В следующие дни всё повторилось. Оксаны не было, папа работал, Маринка готовила, убирала, присматривала за братом. А ей край, как нужно было ездить на репетиции! Ведь, как бы ни жаль было слетевшего Китая, но и без него дел было много: уже шились костюмы к отчётнику, уже начались прогоны на сцене центрального концертного зала, и Ефимыч под давлением Петровны лютовал, отсеивая неблагонадёжных, буквально на коленке подправляя программу и ставя замены отсутствующим. И Маринка теперь просто рисковала вылететь отовсюду сразу!
Но больше всего убивало не это, а папа. Он так сильно сдал за эти дни! Посерел как-то, осунулся. Хмуро залегли складки между бровей, отросла щетина. А ещё – он бухал. Каждый вечер после работы. Да и с работы, приходил уже начатый. А в единственный выходной весь день просидел у окна, куря одну задругой и глядя в пространство перед собой.
У Маринки при взгляде на него сердце рвалось. Оксанка – его солнце и живая вода исчезла, а без неё он, принципиальный и непреклонный опер Иванов, словно стал маленьким брошенным мальчиком.
Таким упрямым и вредным, что аж хотелось дать подзатыльник!
За ужином Маринка не выдержала, выхватила из-под его руки бутылку:
– Хватит, пап! Ну посмотри на себя! Что ты кому доказываешь?! Позвони ей, сейчас же и извинись!
– Тебя забыл спросить!
– Да причём тут я? Она! Ты о ней подумал?! Ей сейчас каково? Это тебе хорошо – напился и забылся, а ей что делать?! Думаешь, ей не больно, не обидно, что ты вот так легко от неё отказываешься? Из-за какой-то херни, пап! Ну правда, ну по-большому-то счёту это всё херня!
– Это ещё вопрос, кто перед кем извиняться должен. Я ей не херню, а детей своих доверил, а она мне просто врала. Творила, что считает нужным... за спиной.
– А с тобой по-другому нельзя, пап! К тебе же на хромой козе не подъедешь! Подумаешь, пару раз к подружке отпустила с ночёвкой, ну и что с того?
– Этого достаточно, чтобы потерять моё доверие!
– Да, блин, пап, а о её доверии не хочешь подумать? Ну чего ты как маленький-то? Значит, как детей своих на неё навесить – так это нормально, а как поддержать, когда трудности с этими детьми – так ты не при делах, да? А она и сама ничего не знала, неужели не понятно! Отпустила и отпустила, Катьку-то она сто раз видела, так почему бы и нет? А все остальные косяки – мои, со мной и разбирайся!

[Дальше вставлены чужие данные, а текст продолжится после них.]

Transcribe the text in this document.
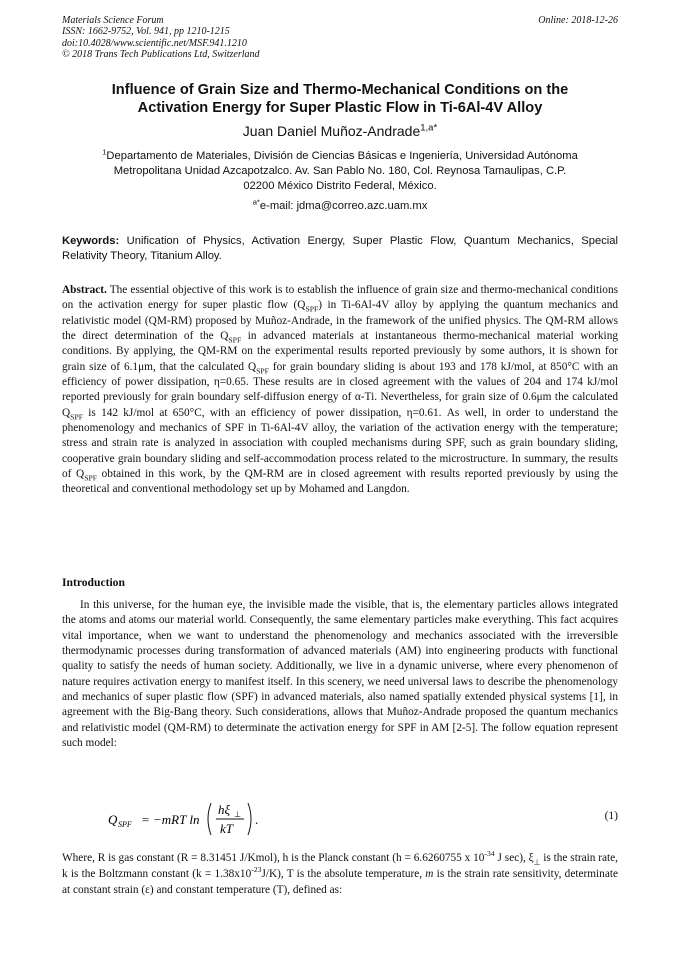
Materials Science Forum
ISSN: 1662-9752, Vol. 941, pp 1210-1215
doi:10.4028/www.scientific.net/MSF.941.1210
© 2018 Trans Tech Publications Ltd, Switzerland
Online: 2018-12-26
Influence of Grain Size and Thermo-Mechanical Conditions on the
Activation Energy for Super Plastic Flow in Ti-6Al-4V Alloy
Juan Daniel Muñoz-Andrade$^{1,a*}$
$^1$Departamento de Materiales, División de Ciencias Básicas e Ingeniería, Universidad Autónoma
Metropolitana Unidad Azcapotzalco. Av. San Pablo No. 180, Col. Reynosa Tamaulipas, C.P.
02200 México Distrito Federal, México.
$^{a*}$e-mail: jdma@correo.azc.uam.mx
Keywords: Unification of Physics, Activation Energy, Super Plastic Flow, Quantum Mechanics, Special Relativity Theory, Titanium Alloy.
Abstract. The essential objective of this work is to establish the influence of grain size and thermo-mechanical conditions on the activation energy for super plastic flow $(Q_{SPF})$ in Ti-6Al-4V alloy by applying the quantum mechanics and relativistic model (QM-RM) proposed by Muñoz-Andrade, in the framework of the unified physics. The QM-RM allows the direct determination of the $Q_{SPF}$ in advanced materials at instantaneous thermo-mechanical material working conditions. By applying, the QM-RM on the experimental results reported previously by some authors, it is shown for grain size of 6.1μm, that the calculated $Q_{SPF}$ for grain boundary sliding is about 193 and 178 kJ/mol, at 850°C with an efficiency of power dissipation, η=0.65. These results are in closed agreement with the values of 204 and 174 kJ/mol reported previously for grain boundary self-diffusion energy of α-Ti. Nevertheless, for grain size of 0.6μm the calculated $Q_{SPF}$ is 142 kJ/mol at 650°C, with an efficiency of power dissipation, η=0.61. As well, in order to understand the phenomenology and mechanics of SPF in Ti-6Al-4V alloy, the variation of the activation energy with the temperature; stress and strain rate is analyzed in association with coupled mechanisms during SPF, such as grain boundary sliding, cooperative grain boundary sliding and self-accommodation process related to the microstructure. In summary, the results of $Q_{SPF}$ obtained in this work, by the QM-RM are in closed agreement with results reported previously by using the theoretical and conventional methodology set up by Mohamed and Langdon.
Introduction
In this universe, for the human eye, the invisible made the visible, that is, the elementary particles allows integrated the atoms and atoms our material world. Consequently, the same elementary particles make everything. This fact acquires vital importance, when we want to understand the phenomenology and mechanics associated with the irreversible thermodynamic processes during transformation of advanced materials (AM) into engineering products with functional quality to satisfy the needs of human society. Additionally, we live in a dynamic universe, where every phenomenon of nature requires activation energy to manifest itself. In this scenery, we need universal laws to describe the phenomenology and mechanics of super plastic flow (SPF) in advanced materials, also named spatially extended physical systems [1], in agreement with the Big-Bang theory. Such considerations, allows that Muñoz-Andrade proposed the quantum mechanics and relativistic model (QM-RM) to determinate the activation energy for SPF in AM [2-5]. The follow equation represent such model:
Q SPF = −mRT ln
hξ ⊥
kT
.	(1)
Where, R is gas constant (R = 8.31451 J/Kmol), h is the Planck constant (h = 6.6260755 x $10^{-34}$ J sec), $\xi_\perp$ is the strain rate, k is the Boltzmann constant $(k = 1.38x10^{-23}J/K)$, T is the absolute temperature, m is the strain rate sensitivity, determinate at constant strain (ε) and constant temperature (T), defined as:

– И с тобой тоже разберусь, не переживай! – он резко встал и пошёл из кухни.
– Если ты с ней не помиришься, я из дома уйду, понял?! – вскочила Маринка.
Отец обернулся.
– Да ты что?! И куда же, можно узнать? К этому своему недоуголовнику?
– Да а хоть бы и к нему, не твоё дело! Мне уже восемнадцать, если ты забыл!
Отец в два больших шага оказался у входной двери, яростно крутнув замок, распахнул её настежь:
– Вали! Ну?! Смелее! Тебе же уже восемнадцать!
Маринка оторопела на мгновенье, но тут же задохнулась от обиды и гордости и рванула в подъезд.
Глава 30
О том, что Шпика и его гопников порешили почти месяц назад, Данила узнал только в СИЗО, когда ему выкатили обвинение.
Следак был неразговорчивым мужиком в возрасте, на вопросы не отвечал, только задавал сам, конкретно, по существу: мотивы драки у «Якоря»; происхождение ножевых на теле Данилы; причины и подробности давних, ещё до армии тёрок со Шпиком – с мордобоями и приводами в ментовку, и всё в таком роде. А тут ещё и отсутствие алиби в ночь совершения преступления, а если копать начнут, то и наоборот – показания соседки, как вернулся тогда домой весь в крови.